I was also treated for initial-stage Lyme about ten years ago, quite successfully, although I developed Bell's Palsy and lost the use of half my face for a few days. That was interesting. Lyme is garbage.
I'm sitting here with an angry-looking bulls-eye from a tick (scapularis) that was attached for less than 12 hours. (It wasn't there when I went to bed and was there when I woke up.)
With a previous infection I was eventually unable to walk without crutches and had such intense jaw pain that I couldn't sleep without a mouth guard. This is a nasty bug and not to be trifled with.
I tested positive for Lyme a couple of months after noticing what I thought was a spider bite. It didn't have the distinctive bullseye, but it gave me a sunburn-like rash over my entire upper arm. I took three weeks of doxycycline.
I can't definitively point to Lyme as the cause, but my knees were a little worse than usual for a while, and my hearing got worse in one ear (not yet recovered).

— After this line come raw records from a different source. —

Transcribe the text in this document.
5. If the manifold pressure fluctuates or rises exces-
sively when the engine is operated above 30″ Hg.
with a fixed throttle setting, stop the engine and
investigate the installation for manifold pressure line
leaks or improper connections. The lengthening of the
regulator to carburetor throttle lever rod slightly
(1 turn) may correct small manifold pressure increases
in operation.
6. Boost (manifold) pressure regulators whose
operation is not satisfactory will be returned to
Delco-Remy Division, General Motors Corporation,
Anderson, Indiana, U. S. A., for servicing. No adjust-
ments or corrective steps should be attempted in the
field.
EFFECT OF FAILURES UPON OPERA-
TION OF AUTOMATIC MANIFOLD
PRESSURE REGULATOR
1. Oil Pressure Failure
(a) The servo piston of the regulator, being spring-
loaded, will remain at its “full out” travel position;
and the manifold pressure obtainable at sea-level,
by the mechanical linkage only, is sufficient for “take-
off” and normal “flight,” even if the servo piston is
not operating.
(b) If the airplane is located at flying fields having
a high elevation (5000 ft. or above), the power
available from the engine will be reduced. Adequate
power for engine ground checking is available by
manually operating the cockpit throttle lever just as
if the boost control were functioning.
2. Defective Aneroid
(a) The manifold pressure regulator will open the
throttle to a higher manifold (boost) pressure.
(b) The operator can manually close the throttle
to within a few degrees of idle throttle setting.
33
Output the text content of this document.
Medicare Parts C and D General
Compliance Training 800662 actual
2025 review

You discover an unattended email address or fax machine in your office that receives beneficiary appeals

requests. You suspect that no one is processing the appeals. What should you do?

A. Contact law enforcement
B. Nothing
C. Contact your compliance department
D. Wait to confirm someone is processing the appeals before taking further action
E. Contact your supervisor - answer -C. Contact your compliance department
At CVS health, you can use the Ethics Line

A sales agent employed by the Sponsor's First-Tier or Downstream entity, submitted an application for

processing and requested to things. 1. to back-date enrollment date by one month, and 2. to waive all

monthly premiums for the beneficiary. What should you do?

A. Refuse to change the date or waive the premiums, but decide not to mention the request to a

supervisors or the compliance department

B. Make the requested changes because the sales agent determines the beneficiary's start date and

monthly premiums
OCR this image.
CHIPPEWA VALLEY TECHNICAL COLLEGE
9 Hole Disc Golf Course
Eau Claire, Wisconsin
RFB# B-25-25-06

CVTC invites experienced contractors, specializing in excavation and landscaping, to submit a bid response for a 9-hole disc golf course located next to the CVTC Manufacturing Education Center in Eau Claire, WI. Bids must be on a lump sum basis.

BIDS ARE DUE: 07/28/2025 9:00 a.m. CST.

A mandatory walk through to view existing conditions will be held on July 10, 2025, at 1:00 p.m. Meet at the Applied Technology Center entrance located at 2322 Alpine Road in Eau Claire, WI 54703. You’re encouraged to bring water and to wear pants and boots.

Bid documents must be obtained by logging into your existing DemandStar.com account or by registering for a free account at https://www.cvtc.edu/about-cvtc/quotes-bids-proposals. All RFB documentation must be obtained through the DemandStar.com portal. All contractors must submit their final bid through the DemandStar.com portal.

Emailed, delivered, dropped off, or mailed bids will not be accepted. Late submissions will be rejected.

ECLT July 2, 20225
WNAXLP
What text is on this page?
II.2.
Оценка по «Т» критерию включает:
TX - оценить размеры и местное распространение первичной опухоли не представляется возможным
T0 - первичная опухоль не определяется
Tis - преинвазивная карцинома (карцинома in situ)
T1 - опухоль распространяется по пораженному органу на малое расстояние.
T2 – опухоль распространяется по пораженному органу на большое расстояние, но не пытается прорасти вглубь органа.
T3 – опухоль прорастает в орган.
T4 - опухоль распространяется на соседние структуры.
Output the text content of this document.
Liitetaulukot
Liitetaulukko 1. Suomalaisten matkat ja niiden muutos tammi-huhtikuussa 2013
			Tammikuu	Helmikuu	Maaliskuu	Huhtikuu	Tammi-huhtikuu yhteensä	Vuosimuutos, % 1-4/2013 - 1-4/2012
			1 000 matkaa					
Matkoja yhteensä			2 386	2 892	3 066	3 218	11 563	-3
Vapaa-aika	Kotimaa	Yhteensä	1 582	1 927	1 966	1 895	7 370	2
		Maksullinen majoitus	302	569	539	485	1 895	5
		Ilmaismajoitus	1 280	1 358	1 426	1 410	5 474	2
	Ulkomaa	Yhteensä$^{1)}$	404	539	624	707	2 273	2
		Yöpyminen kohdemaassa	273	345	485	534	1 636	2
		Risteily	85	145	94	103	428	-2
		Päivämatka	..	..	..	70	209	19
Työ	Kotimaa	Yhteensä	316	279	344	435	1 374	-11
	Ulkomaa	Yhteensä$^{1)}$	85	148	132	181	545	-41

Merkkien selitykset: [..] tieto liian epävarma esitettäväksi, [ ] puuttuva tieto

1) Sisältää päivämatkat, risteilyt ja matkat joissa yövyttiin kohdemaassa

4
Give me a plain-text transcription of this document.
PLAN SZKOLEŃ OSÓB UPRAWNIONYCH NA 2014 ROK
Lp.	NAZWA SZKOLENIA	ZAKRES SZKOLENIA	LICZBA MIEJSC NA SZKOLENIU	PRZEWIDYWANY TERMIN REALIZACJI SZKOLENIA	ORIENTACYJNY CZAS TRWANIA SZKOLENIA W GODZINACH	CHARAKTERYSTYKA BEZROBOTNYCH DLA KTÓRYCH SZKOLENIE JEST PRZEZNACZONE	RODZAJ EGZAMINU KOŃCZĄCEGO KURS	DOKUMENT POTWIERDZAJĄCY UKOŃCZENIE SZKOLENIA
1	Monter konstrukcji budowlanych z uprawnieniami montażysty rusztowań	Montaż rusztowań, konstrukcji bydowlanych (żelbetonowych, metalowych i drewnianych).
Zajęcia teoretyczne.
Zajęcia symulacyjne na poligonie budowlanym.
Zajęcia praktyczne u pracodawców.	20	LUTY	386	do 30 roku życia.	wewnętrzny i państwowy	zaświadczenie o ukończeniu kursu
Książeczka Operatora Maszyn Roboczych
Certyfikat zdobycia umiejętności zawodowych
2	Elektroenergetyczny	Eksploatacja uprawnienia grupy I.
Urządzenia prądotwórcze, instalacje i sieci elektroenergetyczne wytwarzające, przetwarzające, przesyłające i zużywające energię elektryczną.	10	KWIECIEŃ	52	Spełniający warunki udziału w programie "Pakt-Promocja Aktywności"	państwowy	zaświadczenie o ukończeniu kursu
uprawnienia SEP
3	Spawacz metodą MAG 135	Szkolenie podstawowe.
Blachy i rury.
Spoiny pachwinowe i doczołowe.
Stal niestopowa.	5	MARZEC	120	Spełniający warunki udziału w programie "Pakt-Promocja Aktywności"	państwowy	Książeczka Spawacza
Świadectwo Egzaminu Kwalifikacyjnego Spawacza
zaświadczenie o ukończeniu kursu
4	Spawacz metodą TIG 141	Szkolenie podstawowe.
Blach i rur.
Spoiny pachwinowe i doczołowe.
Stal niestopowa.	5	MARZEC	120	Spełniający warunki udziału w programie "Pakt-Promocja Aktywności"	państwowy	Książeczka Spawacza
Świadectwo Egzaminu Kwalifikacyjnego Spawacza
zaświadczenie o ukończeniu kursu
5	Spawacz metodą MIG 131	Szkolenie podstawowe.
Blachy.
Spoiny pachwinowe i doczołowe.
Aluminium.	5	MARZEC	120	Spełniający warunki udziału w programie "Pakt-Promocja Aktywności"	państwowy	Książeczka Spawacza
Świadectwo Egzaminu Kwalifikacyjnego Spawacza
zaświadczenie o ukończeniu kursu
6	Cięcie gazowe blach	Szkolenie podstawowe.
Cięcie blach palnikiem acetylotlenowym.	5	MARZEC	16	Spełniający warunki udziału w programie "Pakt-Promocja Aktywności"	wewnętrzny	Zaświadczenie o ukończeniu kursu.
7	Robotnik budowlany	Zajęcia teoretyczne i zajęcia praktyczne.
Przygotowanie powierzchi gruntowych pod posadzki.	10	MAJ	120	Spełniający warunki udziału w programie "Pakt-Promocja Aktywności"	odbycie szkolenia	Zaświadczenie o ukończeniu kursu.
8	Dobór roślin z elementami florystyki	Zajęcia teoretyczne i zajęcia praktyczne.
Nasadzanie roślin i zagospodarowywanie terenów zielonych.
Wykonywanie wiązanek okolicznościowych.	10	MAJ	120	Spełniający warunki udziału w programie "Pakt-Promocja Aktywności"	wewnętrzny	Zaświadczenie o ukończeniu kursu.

On the plus side, I discovered probiotics, which seem to be good for my, er, digestion.
It's funny, even though I had just seen Daryl Hall talk about his struggle with Lyme disease on Live from Daryl's House, it didn't occur to me that the bite on my arm might be from a tick.
The complication with such short doses, and the discussion of them, is that they provide a short bout of relief, and then the infectee stops taking them - then the bacteria can reinfect them. It often isn't mentioned which specific antibiotic was used. It is typically azithromycin - known as Zithromax. Could you verify this?
There is no magical barrier. Some young children have been infected with extremely virulent Lyme after only 15 minutes of nymph tick attachment. More (experimental, not rhetorical) research is definitely necessary.
The comment about fungal infection destroying one's body badly needs a citation.
I took Doxycycline which is the recommended antibiotic against Lyme disease. There is no empirical evidence that taking antibiotics for longer than two weeks helps against Lyme.
Citation needed... THERE, I finally found it http://cid.oxfordjournals.org/content/31/4/1107.long Okay, this was an extreme case. I was mistaken, the woman took the antibiotics for a longer time and intravenously. However, it's still true that the risk of fungal infection is increased by a substantial amount.
I was on antibiotics for a year - in retrospect it may have been a tad stupid, but I had felt so terrible for so long I was prepared to take the risk - given the opportunity, I think most people in the same position would do likewise.
"Kaleigh switched doctors and began a course of antibiotics that lasted eight more months." that is not only dangerous but, sorry about the harsh word, stupid. It is likely that opportunistic fungi will destroy your body if you take antibiotics for that long, and there are even cases where this has led to the death of the patient.
"It takes the tick at least thirty-six hours to transmit borrelia." Also, this is wrong. Mine was in there for at most a day and I discovered it in the evening while showering and then removed it. Why should there be a magical barrier that stops bacteria from being transmitted during 36 hours?